State Senate Minority Leader Bill Raggio, R-Reno, said it has always been his view that spending cuts alone would not be enough to cover the state's shortfall.

"I think we have cut pretty damn deep already," added Raggio, saying he gets calls from constituents all the time about long Department of Motor Vehicles lines and their inability to get into state agencies and quickly finish their business. "More and more folks are finding out they can't get services they took for granted. Services don't come without costs."

Raggio said the Legislature might have no choice but to authorize the temporary sales and business tax increases that expire June 30. These taxes were projected to bring in $780 million.
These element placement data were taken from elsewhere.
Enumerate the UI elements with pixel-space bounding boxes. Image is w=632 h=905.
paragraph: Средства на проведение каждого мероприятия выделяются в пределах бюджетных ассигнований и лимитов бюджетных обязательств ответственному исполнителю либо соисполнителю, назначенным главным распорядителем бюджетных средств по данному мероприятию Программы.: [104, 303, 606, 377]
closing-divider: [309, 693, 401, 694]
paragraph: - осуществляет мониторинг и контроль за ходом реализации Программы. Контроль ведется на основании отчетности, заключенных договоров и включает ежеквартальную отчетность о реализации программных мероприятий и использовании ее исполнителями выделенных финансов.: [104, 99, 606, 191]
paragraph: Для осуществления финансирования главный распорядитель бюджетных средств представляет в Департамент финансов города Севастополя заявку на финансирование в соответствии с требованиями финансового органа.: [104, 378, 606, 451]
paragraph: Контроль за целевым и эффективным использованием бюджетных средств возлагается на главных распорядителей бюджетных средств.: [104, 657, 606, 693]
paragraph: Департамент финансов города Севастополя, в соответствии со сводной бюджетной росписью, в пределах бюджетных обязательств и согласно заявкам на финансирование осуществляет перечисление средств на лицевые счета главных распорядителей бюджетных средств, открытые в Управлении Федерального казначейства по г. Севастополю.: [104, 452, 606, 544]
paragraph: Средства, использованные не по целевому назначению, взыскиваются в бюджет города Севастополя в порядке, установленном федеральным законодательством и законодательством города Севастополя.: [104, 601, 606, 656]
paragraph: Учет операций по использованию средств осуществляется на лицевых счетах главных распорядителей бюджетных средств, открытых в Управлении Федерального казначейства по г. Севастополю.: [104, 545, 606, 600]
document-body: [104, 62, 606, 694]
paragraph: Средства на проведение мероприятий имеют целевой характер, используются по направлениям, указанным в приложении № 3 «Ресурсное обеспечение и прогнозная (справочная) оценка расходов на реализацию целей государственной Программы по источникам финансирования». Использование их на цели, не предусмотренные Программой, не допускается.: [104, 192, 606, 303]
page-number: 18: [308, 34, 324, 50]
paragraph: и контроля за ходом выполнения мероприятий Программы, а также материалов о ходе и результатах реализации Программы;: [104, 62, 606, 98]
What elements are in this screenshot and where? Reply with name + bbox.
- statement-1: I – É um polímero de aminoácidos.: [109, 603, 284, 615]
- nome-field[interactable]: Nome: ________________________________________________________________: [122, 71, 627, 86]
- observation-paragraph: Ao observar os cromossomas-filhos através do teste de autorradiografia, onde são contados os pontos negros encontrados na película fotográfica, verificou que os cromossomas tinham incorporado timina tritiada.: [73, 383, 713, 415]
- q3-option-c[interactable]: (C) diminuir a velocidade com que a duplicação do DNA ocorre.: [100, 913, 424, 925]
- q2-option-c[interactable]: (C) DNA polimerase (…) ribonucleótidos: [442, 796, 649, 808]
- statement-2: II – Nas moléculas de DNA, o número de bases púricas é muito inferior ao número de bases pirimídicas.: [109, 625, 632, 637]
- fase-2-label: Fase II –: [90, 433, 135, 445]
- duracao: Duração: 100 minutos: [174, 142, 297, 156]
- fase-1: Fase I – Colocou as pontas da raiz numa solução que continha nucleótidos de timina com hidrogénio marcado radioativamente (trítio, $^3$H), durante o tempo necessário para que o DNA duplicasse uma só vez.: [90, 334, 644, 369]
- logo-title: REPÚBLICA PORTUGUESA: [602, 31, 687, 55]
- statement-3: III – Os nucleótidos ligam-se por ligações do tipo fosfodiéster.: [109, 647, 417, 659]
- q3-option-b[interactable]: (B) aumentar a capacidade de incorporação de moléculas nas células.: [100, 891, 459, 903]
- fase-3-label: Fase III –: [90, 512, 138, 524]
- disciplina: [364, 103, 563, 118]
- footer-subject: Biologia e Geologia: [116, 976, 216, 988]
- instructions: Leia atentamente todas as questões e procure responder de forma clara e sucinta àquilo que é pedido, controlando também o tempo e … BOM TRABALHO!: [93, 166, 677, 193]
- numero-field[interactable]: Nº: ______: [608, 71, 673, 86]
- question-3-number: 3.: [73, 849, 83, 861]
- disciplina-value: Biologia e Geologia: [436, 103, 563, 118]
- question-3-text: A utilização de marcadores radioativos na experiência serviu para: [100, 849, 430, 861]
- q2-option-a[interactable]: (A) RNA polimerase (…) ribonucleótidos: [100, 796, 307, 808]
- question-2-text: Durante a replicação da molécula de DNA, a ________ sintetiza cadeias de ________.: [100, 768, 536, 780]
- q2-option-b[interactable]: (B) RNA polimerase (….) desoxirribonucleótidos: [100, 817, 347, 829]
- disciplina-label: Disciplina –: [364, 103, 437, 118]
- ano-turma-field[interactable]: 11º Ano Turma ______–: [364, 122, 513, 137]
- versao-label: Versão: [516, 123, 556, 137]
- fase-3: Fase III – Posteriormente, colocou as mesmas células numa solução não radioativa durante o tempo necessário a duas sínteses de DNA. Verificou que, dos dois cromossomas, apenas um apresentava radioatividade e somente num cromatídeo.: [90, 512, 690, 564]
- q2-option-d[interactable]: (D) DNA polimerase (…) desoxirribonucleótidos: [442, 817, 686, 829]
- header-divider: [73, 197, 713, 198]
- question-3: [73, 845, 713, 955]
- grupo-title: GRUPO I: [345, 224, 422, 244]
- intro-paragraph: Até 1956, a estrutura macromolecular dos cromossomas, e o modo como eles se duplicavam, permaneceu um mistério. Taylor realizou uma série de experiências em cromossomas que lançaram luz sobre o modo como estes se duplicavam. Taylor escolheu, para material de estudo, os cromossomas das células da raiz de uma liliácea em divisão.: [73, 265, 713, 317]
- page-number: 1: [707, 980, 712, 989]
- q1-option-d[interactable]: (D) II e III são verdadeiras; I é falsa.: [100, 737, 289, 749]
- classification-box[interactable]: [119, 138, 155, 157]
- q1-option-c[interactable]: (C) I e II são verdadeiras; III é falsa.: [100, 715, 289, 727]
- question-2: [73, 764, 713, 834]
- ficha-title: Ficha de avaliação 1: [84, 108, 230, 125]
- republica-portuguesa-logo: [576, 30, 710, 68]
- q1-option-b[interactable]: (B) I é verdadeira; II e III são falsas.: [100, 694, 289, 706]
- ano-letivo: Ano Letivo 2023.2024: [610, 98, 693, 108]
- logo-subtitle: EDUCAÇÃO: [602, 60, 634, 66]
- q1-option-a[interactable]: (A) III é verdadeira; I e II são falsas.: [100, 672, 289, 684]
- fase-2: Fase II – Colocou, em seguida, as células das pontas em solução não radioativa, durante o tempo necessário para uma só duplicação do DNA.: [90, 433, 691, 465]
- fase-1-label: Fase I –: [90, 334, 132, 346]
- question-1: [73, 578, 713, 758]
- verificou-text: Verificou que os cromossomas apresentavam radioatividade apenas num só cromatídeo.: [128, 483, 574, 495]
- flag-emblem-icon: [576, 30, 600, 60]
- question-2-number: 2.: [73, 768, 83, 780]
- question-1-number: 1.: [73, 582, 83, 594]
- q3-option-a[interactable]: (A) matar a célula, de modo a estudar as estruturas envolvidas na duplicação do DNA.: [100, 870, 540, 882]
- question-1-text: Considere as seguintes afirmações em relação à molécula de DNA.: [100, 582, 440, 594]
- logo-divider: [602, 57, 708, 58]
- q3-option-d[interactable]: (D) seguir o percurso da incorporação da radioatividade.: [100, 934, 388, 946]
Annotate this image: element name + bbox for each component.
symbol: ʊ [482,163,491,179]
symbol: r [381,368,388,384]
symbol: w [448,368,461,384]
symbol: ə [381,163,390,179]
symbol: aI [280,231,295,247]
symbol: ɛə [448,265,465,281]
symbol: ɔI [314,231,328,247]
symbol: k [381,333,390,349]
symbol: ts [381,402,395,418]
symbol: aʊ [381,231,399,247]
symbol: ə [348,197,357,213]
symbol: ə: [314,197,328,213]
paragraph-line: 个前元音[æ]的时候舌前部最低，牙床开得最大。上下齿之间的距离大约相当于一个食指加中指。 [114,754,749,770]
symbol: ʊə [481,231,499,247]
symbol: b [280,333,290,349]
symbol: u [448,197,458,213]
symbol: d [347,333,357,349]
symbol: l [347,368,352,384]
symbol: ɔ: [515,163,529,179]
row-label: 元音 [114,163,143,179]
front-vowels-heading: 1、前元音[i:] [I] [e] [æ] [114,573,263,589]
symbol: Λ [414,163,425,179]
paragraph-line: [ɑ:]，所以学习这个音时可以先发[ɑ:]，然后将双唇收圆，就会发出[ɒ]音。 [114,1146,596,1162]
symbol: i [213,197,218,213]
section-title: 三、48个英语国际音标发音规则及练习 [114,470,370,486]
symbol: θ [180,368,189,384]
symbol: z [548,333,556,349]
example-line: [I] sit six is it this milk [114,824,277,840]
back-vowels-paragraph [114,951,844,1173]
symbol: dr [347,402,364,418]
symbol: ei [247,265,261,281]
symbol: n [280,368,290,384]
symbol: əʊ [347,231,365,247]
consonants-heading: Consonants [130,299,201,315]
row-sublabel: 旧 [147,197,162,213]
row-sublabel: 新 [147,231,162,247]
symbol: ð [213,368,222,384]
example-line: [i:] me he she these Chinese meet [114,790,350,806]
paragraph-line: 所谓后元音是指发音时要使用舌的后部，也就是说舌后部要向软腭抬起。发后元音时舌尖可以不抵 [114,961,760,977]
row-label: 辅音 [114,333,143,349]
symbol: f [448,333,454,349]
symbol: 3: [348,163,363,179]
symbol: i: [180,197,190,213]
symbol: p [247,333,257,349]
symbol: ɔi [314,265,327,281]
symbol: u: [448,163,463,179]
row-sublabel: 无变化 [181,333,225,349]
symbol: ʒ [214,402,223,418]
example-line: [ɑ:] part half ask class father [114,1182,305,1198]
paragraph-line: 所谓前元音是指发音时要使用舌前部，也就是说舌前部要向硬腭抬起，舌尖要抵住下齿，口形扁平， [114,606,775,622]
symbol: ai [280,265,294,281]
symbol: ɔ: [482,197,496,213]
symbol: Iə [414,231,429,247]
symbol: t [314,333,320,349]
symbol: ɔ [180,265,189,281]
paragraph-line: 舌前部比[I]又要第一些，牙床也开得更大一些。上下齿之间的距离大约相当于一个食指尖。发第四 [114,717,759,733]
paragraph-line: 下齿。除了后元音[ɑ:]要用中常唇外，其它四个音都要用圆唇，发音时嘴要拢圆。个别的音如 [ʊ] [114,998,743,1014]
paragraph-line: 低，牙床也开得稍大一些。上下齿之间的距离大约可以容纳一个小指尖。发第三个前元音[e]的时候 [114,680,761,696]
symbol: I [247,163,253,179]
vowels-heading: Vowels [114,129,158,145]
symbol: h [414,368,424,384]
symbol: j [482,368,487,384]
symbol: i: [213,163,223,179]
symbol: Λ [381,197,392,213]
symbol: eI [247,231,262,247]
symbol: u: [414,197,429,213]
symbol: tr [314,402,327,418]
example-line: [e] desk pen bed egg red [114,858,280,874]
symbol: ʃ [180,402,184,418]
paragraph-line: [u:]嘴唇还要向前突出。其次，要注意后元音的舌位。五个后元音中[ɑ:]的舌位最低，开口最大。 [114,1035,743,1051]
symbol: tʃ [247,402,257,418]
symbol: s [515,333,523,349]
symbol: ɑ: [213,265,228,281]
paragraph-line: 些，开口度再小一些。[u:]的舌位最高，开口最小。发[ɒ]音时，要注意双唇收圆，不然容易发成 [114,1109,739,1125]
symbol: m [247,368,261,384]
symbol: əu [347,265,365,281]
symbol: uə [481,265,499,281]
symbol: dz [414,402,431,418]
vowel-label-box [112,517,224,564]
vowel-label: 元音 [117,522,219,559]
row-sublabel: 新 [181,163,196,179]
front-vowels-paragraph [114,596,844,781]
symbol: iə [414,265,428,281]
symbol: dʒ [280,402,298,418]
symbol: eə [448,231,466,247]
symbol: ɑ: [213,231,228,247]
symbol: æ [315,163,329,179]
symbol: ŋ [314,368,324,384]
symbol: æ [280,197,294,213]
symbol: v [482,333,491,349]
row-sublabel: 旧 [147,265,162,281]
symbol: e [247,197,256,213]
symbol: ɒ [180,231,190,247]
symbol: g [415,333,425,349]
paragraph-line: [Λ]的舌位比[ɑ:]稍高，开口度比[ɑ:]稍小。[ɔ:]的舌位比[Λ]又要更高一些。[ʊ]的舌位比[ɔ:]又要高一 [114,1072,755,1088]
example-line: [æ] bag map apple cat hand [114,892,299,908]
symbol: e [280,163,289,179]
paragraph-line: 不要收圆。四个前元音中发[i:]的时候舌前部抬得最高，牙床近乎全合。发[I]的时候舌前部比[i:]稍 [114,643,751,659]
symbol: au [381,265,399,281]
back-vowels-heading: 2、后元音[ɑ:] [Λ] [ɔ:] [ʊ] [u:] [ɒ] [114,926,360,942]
But Chuck Muth, a conservative political consultant and blogger, maintains legislators falsely have sold voters the idea that the state faces a $3 billion shortfall.

He contends the actual shortfall is more like $1.5 billion and insists that spending cuts alone will solve that problem. He said current state general fund two-year spending is about $6.5 billion and most analysts expect revenue over the next two years to come in at about $5 billion.

"If conservatives had done a better job of educating people on the true shortfall, maybe we would have had a different result (in the poll)," Muth said.

That said, Muth wants the Legislature first to come up with $1.5 billion in spending cuts and "then we will talk about tax increases."

Jan Gilbert, the Progressive Leadership Alliance of Nevada legislative lobbyist, hardly sees things Muth's way.

She said the poll results are encouraging. Before the legislative session begins in February, the alliance will release its own revenue-generating plan.

"I think when people really understand the problem, they won't destroy the state and the education system. They don't want to hurt people," Gilbert said.

But as he walked his dog Friday in a Carson City park, David Woods, a medical administrator at Renown Regional Medical Center in Reno, said people already have been hurt by pay cuts, and the Legislature needs to make more pay cuts, starting with high-paid school administrators and professors, not regular state employees and teachers.

"You have all these people making a lot of money and the state is furloughing people least able to afford it," Woods said. "I took a 25 percent cut in pay. It was either that or be laid off. They need to cut first. Legislators are afraid to make the hard decisions."